For the next 30 minutes, until the last swimmers either completed the swim, or were safely pulled from the ocean, we waited patiently on the rocking boat, freezing, watching the steady rain outside. Jenna helped a young girl get warm and offered her an extra towel. Noah helped me remove my wetsuit and after kneeling down on the rocking boat to get it off my feet, he quickly ran to the back outside deck and threw up. We dressed in our FAST warm-ups and hats. Once I sat down, still not feeling well, I jumped up and pushed Karen aside, to get to the garbage can to puke. I stayed there, sick, for the next hour. The waves and wind never let up. We couldn’t believe when a 60-yr-old woman in a skunk hat, with around 70 crossings, pull off her shorty wetsuit and her butt was hanging out in front of the kids. Karen called Jaret, silverware started flying again and Jenna (exhausted from 5 hrs of sleep and an 8+ bottle of wine evening w/ her cousin, mom and aunt, plus Ben at Kennedy’s and Wine Down) and her mom and aunt tried to shut their eyes. After what seemed like a three-hour tour, we finally were going past Alcatraz again and saw a large regatta, more dolphins and sea lions.
Finally, it was time to disembark. We walked off the docks and through the rain to the Argonaut Hotel, to grab our awards and white event t-shirts. To warm up, we grabbed a seat by the fireplace and tried to warm our toes. Monday’s newspaper said that Angel Island had 35 to 41 mph winds on Sunday (Angel Island is near Alcatraz). Our hands were bright red and our feet were as white as ghosts. I watched my toes turn to pink, one at-a-time in the shower. We rinsed our salty wetsuits and all our gear. Ben lost his yellow cap and goggles on board as all our gear slid around the entire boat ride. After sitting on the hotel bed for a half-hour, I ran to the bathroom and puked 12 more times. I put on a new Scopolamine patch and took some Tylenol and tried to sip some Coke. Around 3 p.m. the troops rallied and we took the car across the Bay Bridge to Oakland. Still seasick, I wondered where all the southbound cars were, not realizing they were above us. We drove around Jack London Square, but decided to come back to San Francisco for dinner at Calzones in North Beach. We tried crab pizza, chicken calzones, and cesar salad.

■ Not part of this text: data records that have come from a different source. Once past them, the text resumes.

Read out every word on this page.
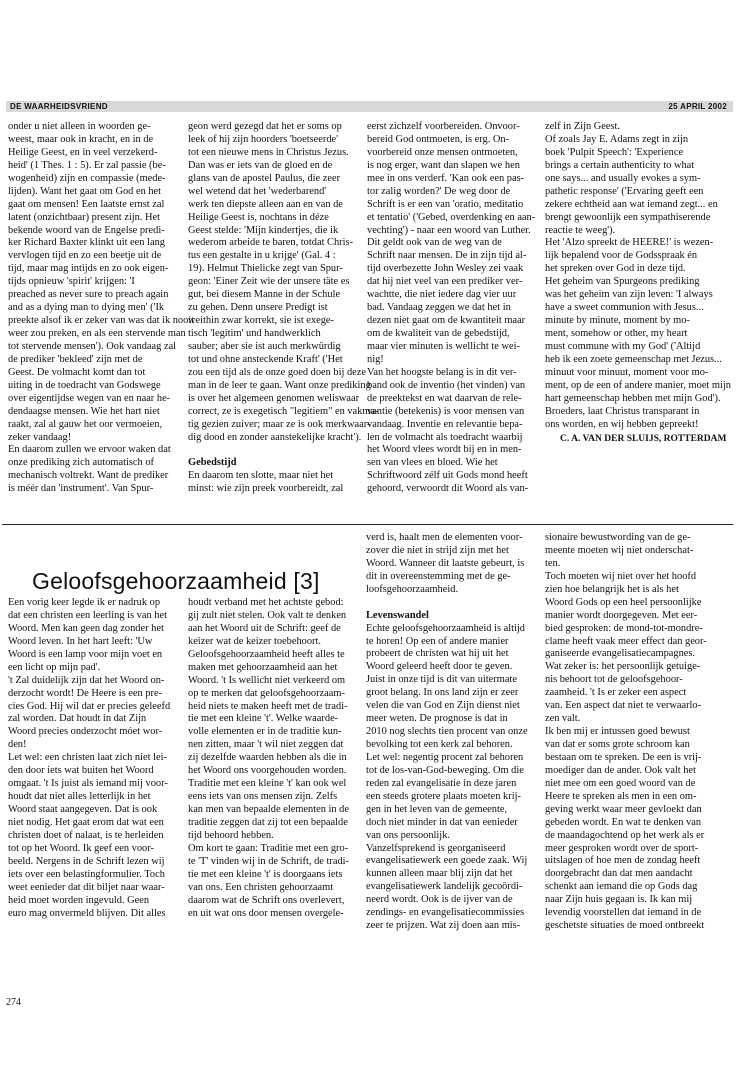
DE WAARHEIDSVRIEND	25 APRIL 2002
onder u niet alleen in woorden ge-
weest, maar ook in kracht, en in de
Heilige Geest, en in veel verzekerd-
heid' (1 Thes. 1 : 5). Er zal passie (be-
wogenheid) zijn en compassie (mede-
lijden). Want het gaat om God en het
gaat om mensen! Een laatste ernst zal
latent (onzichtbaar) present zijn. Het
bekende woord van de Engelse predi-
ker Richard Baxter klinkt uit een lang
vervlogen tijd en zo een beetje uit de
tijd, maar mag intijds en zo ook eigen-
tijds opnieuw 'spirit' krijgen: 'I
preached as never sure to preach again
and as a dying man to dying men' ('Ik
preekte alsof ik er zeker van was dat ik nooit
weer zou preken, en als een stervende man
tot stervende mensen'). Ook vandaag zal
de prediker 'bekleed' zijn met de
Geest. De volmacht komt dan tot
uiting in de toedracht van Godswege
over eigentijdse wegen van en naar he-
dendaagse mensen. Wie het hart niet
raakt, zal al gauw het oor vermoeien,
zeker vandaag!
En daarom zullen we ervoor waken dat
onze prediking zich automatisch of
mechanisch voltrekt. Want de prediker
is méér dan 'instrument'. Van Spur-
geon werd gezegd dat het er soms op
leek of hij zijn hoorders 'boetseerde'
tot een nieuwe mens in Christus Jezus.
Dan was er iets van de gloed en de
glans van de apostel Paulus, die zeer
wel wetend dat het 'wederbarend'
werk ten diepste alleen aan en van de
Heilige Geest is, nochtans in déze
Geest stelde: 'Mijn kindertjes, die ik
wederom arbeide te baren, totdat Chris-
tus een gestalte in u krijge' (Gal. 4 :
19). Helmut Thielicke zegt van Spur-
geon: 'Einer Zeit wie der unsere täte es
gut, bei diesem Manne in der Schule
zu gehen. Denn unsere Predigt ist
weithin zwar korrekt, sie ist exege-
tisch 'legitim' und handwerklich
sauber; aber sie ist auch merkwürdig
tot und ohne ansteckende Kraft' ('Het
zou een tijd als de onze goed doen bij deze
man in de leer te gaan. Want onze prediking
is over het algemeen genomen weliswaar
correct, ze is exegetisch "legitiem" en vakma-
tig gezien zuiver; maar ze is ook merkwaar-
dig dood en zonder aanstekelijke kracht').
Gebedstijd
En daarom ten slotte, maar niet het
minst: wie zijn preek voorbereidt, zal
eerst zichzelf voorbereiden. Onvoor-
bereid God ontmoeten, is erg. On-
voorbereid onze mensen ontmoeten,
is nog erger, want dan slapen we hen
mee in ons verderf. 'Kan ook een pas-
tor zalig worden?' De weg door de
Schrift is er een van 'oratio, meditatio
et tentatio' ('Gebed, overdenking en aan-
vechting') - naar een woord van Luther.
Dit geldt ook van de weg van de
Schrift naar mensen. De in zijn tijd al-
tijd overbezette John Wesley zei vaak
dat hij niet veel van een prediker ver-
wachtte, die niet iedere dag vier uur
bad. Vandaag zeggen we dat het in
dezen niet gaat om de kwantiteit maar
om de kwaliteit van de gebedstijd,
maar vier minuten is wellicht te wei-
nig!
Van het hoogste belang is in dit ver-
band ook de inventio (het vinden) van
de preektekst en wat daarvan de rele-
vantie (betekenis) is voor mensen van
vandaag. Inventie en relevantie bepa-
len de volmacht als toedracht waarbij
het Woord vlees wordt bij en in men-
sen van vlees en bloed. Wie het
Schriftwoord zélf uit Gods mond heeft
gehoord, verwoordt dit Woord als van-
zelf in Zijn Geest.
Of zoals Jay E. Adams zegt in zijn
boek 'Pulpit Speech': 'Experience
brings a certain authenticity to what
one says... and usually evokes a sym-
pathetic response' ('Ervaring geeft een
zekere echtheid aan wat iemand zegt... en
brengt gewoonlijk een sympathiserende
reactie te weeg').
Het 'Alzo spreekt de HEERE!' is wezen-
lijk bepalend voor de Godsspraak én
het spreken over God in deze tijd.
Het geheim van Spurgeons prediking
was het geheim van zijn leven: 'I always
have a sweet communion with Jesus...
minute by minute, moment by mo-
ment, somehow or other, my heart
must commune with my God' ('Altijd
heb ik een zoete gemeenschap met Jezus...
minuut voor minuut, moment voor mo-
ment, op de een of andere manier, moet mijn
hart gemeenschap hebben met mijn God').
Broeders, laat Christus transparant in
ons worden, en wij hebben gepreekt!
C. A. VAN DER SLUIJS, ROTTERDAM
Geloofsgehoorzaamheid [3]
Een vorig keer legde ik er nadruk op
dat een christen een leerling is van het
Woord. Men kan geen dag zonder het
Woord leven. In het hart leeft: 'Uw
Woord is een lamp voor mijn voet en
een licht op mijn pad'.
't Zal duidelijk zijn dat het Woord on-
derzocht wordt! De Heere is een pre-
cies God. Hij wil dat er precies geleefd
zal worden. Dat houdt in dat Zijn
Woord precies onderzocht móet wor-
den!
Let wel: een christen laat zich niet lei-
den door iets wat buiten het Woord
omgaat. 't Is juist als iemand mij voor-
houdt dat niet alles letterlijk in het
Woord staat aangegeven. Dat is ook
niet nodig. Het gaat erom dat wat een
christen doet of nalaat, is te herleiden
tot op het Woord. Ik geef een voor-
beeld. Nergens in de Schrift lezen wij
iets over een belastingformulier. Toch
weet eenieder dat dit biljet naar waar-
heid moet worden ingevuld. Geen
euro mag onvermeld blijven. Dit alles
houdt verband met het achtste gebod:
gij zult niet stelen. Ook valt te denken
aan het Woord uit de Schrift: geef de
keizer wat de keizer toebehoort.
Geloofsgehoorzaamheid heeft alles te
maken met gehoorzaamheid aan het
Woord. 't Is wellicht niet verkeerd om
op te merken dat geloofsgehoorzaam-
heid niets te maken heeft met de tradi-
tie met een kleine 't'. Welke waarde-
volle elementen er in de traditie kun-
nen zitten, maar 't wil niet zeggen dat
zij dezelfde waarden hebben als die in
het Woord ons voorgehouden worden.
Traditie met een kleine 't' kan ook wel
eens iets van ons mensen zijn. Zelfs
kan men van bepaalde elementen in de
traditie zeggen dat zij tot een bepaalde
tijd behoord hebben.
Om kort te gaan: Traditie met een gro-
te 'T' vinden wij in de Schrift, de tradi-
tie met een kleine 't' is doorgaans iets
van ons. Een christen gehoorzaamt
daarom wat de Schrift ons overlevert,
en uit wat ons door mensen overgele-
verd is, haalt men de elementen voor-
zover die niet in strijd zijn met het
Woord. Wanneer dit laatste gebeurt, is
dit in overeenstemming met de ge-
loofsgehoorzaamheid.
Levenswandel
Echte geloofsgehoorzaamheid is altijd
te horen! Op een of andere manier
probeert de christen wat hij uit het
Woord geleerd heeft door te geven.
Juist in onze tijd is dit van uitermate
groot belang. In ons land zijn er zeer
velen die van God en Zijn dienst niet
meer weten. De prognose is dat in
2010 nog slechts tien procent van onze
bevolking tot een kerk zal behoren.
Let wel: negentig procent zal behoren
tot de los-van-God-beweging. Om die
reden zal evangelisatie in deze jaren
een steeds grotere plaats moeten krij-
gen in het leven van de gemeente,
doch niet minder in dat van eenieder
van ons persoonlijk.
Vanzelfsprekend is georganiseerd
evangelisatiewerk een goede zaak. Wij
kunnen alleen maar blij zijn dat het
evangelisatiewerk landelijk gecoördi-
neerd wordt. Ook is de ijver van de
zendings- en evangelisatiecommissies
zeer te prijzen. Wat zij doen aan mis-
sionaire bewustwording van de ge-
meente moeten wij niet onderschat-
ten.
Toch moeten wij niet over het hoofd
zien hoe belangrijk het is als het
Woord Gods op een heel persoonlijke
manier wordt doorgegeven. Met eer-
bied gesproken: de mond-tot-mondre-
clame heeft vaak meer effect dan geor-
ganiseerde evangelisatiecampagnes.
Wat zeker is: het persoonlijk getuige-
nis behoort tot de geloofsgehoor-
zaamheid. 't Is er zeker een aspect
van. Een aspect dat niet te verwaarlo-
zen valt.
Ik ben mij er intussen goed bewust
van dat er soms grote schroom kan
bestaan om te spreken. De een is vrij-
moediger dan de ander. Ook valt het
niet mee om een goed woord van de
Heere te spreken als men in een om-
geving werkt waar meer gevloekt dan
gebeden wordt. En wat te denken van
de maandagochtend op het werk als er
meer gesproken wordt over de sport-
uitslagen of hoe men de zondag heeft
doorgebracht dan dat men aandacht
schenkt aan iemand die op Gods dag
naar Zijn huis gegaan is. Ik kan mij
levendig voorstellen dat iemand in de
geschetste situaties de moed ontbreekt
274
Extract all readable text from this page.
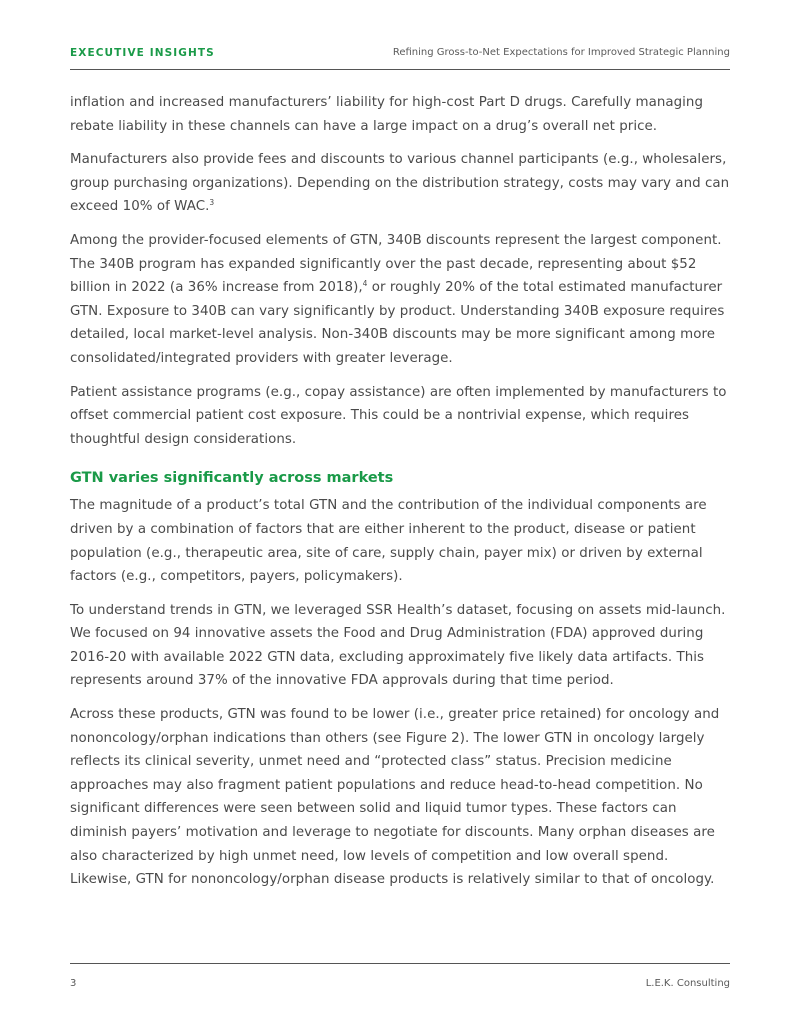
EXECUTIVE INSIGHTS	Refining Gross-to-Net Expectations for Improved Strategic Planning

inflation and increased manufacturers’ liability for high-cost Part D drugs. Carefully managing rebate liability in these channels can have a large impact on a drug’s overall net price.

Manufacturers also provide fees and discounts to various channel participants (e.g., wholesalers, group purchasing organizations). Depending on the distribution strategy, costs may vary and can exceed 10% of WAC.$^3$

Among the provider-focused elements of GTN, 340B discounts represent the largest component. The 340B program has expanded significantly over the past decade, representing about $52 billion in 2022 (a 36% increase from 2018),$^4$ or roughly 20% of the total estimated manufacturer GTN. Exposure to 340B can vary significantly by product. Understanding 340B exposure requires detailed, local market-level analysis. Non-340B discounts may be more significant among more consolidated/integrated providers with greater leverage.

Patient assistance programs (e.g., copay assistance) are often implemented by manufacturers to offset commercial patient cost exposure. This could be a nontrivial expense, which requires thoughtful design considerations.

GTN varies significantly across markets

The magnitude of a product’s total GTN and the contribution of the individual components are driven by a combination of factors that are either inherent to the product, disease or patient population (e.g., therapeutic area, site of care, supply chain, payer mix) or driven by external factors (e.g., competitors, payers, policymakers).

To understand trends in GTN, we leveraged SSR Health’s dataset, focusing on assets mid-launch. We focused on 94 innovative assets the Food and Drug Administration (FDA) approved during 2016-20 with available 2022 GTN data, excluding approximately five likely data artifacts. This represents around 37% of the innovative FDA approvals during that time period.

Across these products, GTN was found to be lower (i.e., greater price retained) for oncology and nononcology/orphan indications than others (see Figure 2). The lower GTN in oncology largely reflects its clinical severity, unmet need and “protected class” status. Precision medicine approaches may also fragment patient populations and reduce head-to-head competition. No significant differences were seen between solid and liquid tumor types. These factors can diminish payers’ motivation and leverage to negotiate for discounts. Many orphan diseases are also characterized by high unmet need, low levels of competition and low overall spend. Likewise, GTN for nononcology/orphan disease products is relatively similar to that of oncology.

3	L.E.K. Consulting
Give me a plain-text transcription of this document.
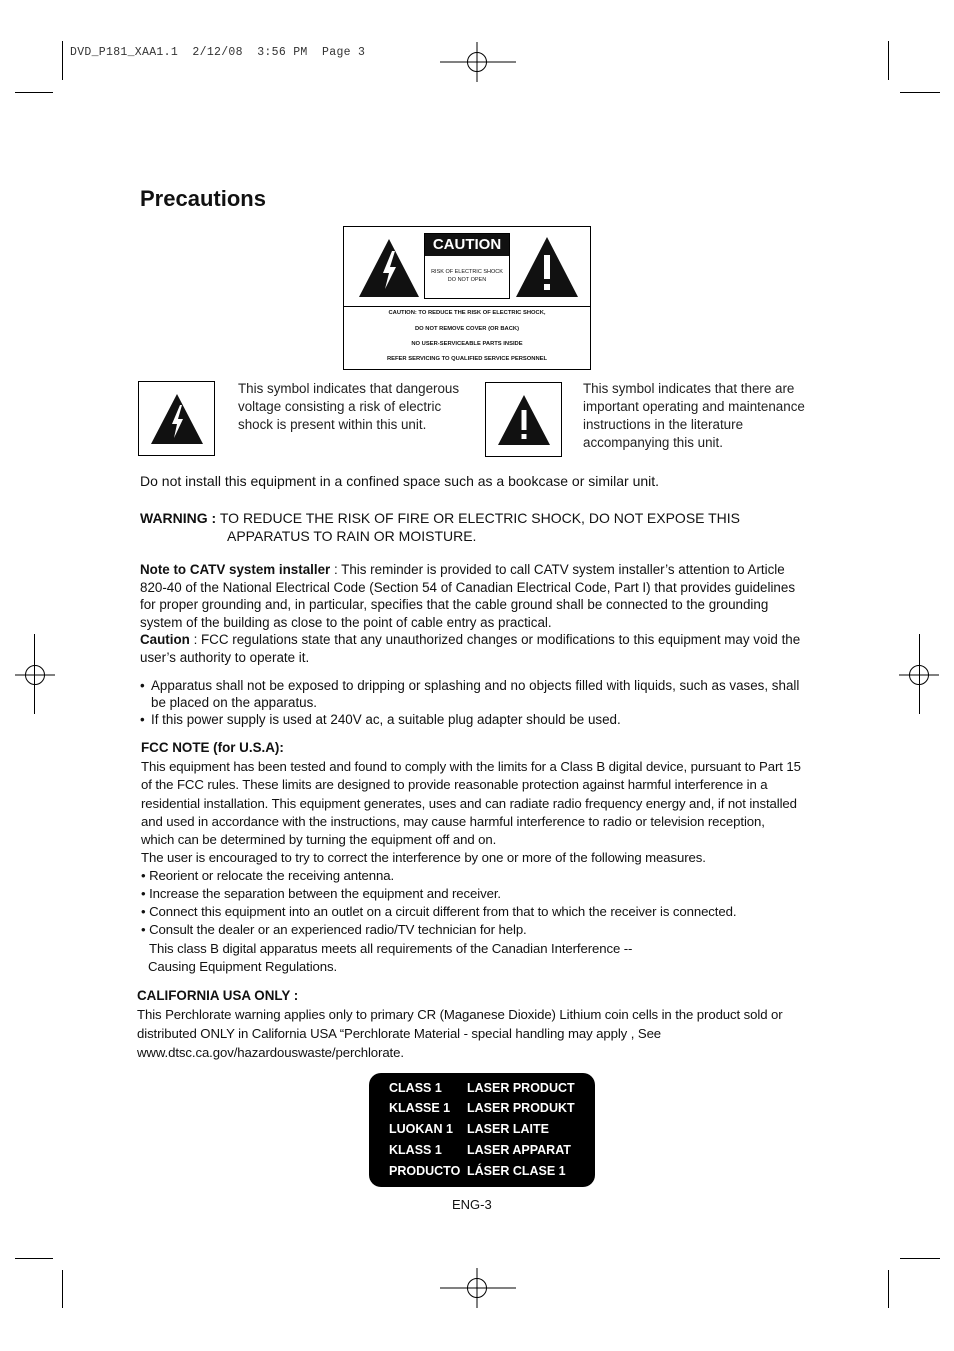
DVD_P181_XAA1.1  2/12/08  3:56 PM  Page 3
Precautions
CAUTION
RISK OF ELECTRIC SHOCK
DO NOT OPEN
CAUTION: TO REDUCE THE RISK OF ELECTRIC SHOCK,
DO NOT REMOVE COVER (OR BACK)
NO USER-SERVICEABLE PARTS INSIDE
REFER SERVICING TO QUALIFIED SERVICE PERSONNEL
This symbol indicates that dangerous voltage consisting a risk of electric shock is present within this unit.
This symbol indicates that there are important operating and maintenance instructions in the literature accompanying this unit.
Do not install this equipment in a confined space such as a bookcase or similar unit.
WARNING : TO REDUCE THE RISK OF FIRE OR ELECTRIC SHOCK, DO NOT EXPOSE THIS
APPARATUS TO RAIN OR MOISTURE.
Note to CATV system installer : This reminder is provided to call CATV system installer’s attention to Article 820-40 of the National Electrical Code (Section 54 of Canadian Electrical Code, Part I) that provides guidelines for proper grounding and, in particular, specifies that the cable ground shall be connected to the grounding system of the building as close to the point of cable entry as practical.
Caution : FCC regulations state that any unauthorized changes or modifications to this equipment may void the user’s authority to operate it.
• Apparatus shall not be exposed to dripping or splashing and no objects filled with liquids, such as vases, shall be placed on the apparatus.
• If this power supply is used at 240V ac, a suitable plug adapter should be used.
FCC NOTE (for U.S.A):
This equipment has been tested and found to comply with the limits for a Class B digital device, pursuant to Part 15 of the FCC rules. These limits are designed to provide reasonable protection against harmful interference in a residential installation. This equipment generates, uses and can radiate radio frequency energy and, if not installed and used in accordance with the instructions, may cause harmful interference to radio or television reception, which can be determined by turning the equipment off and on.
The user is encouraged to try to correct the interference by one or more of the following measures.
• Reorient or relocate the receiving antenna.
• Increase the separation between the equipment and receiver.
• Connect this equipment into an outlet on a circuit different from that to which the receiver is connected.
• Consult the dealer or an experienced radio/TV technician for help.
This class B digital apparatus meets all requirements of the Canadian Interference --
Causing Equipment Regulations.
CALIFORNIA USA ONLY :
This Perchlorate warning applies only to primary CR (Maganese Dioxide) Lithium coin cells in the product sold or distributed ONLY in California USA “Perchlorate Material - special handling may apply , See www.dtsc.ca.gov/hazardouswaste/perchlorate.
CLASS 1 LASER PRODUCT
KLASSE 1 LASER PRODUKT
LUOKAN 1 LASER LAITE
KLASS 1 LASER APPARAT
PRODUCTO LÁSER CLASE 1
ENG-3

Flew home Monday and when I woke up Tuesday and Wednesday, the world was still spinning. I went to the doctor after school Wednesday and he said I still had motion-sickness. He prescribed Antivert, used to treat or prevent nausea, vomiting, and dizziness caused by motion sickness. It is also used to treat symptoms of vertigo. I took it for the two days, but I resembled the Drowsy Dwarf and finally felt more like myself on Friday evening.
All in all, this was a terrific trip complete with wonderful people and we swam for a fantastic group, FAST, the Foundation for Aquatic Saftey & Training. FAST enables swimmers to teach swimming to small groups of high-risk children and organize, promote, and execute water safety events in schools and pools in every community.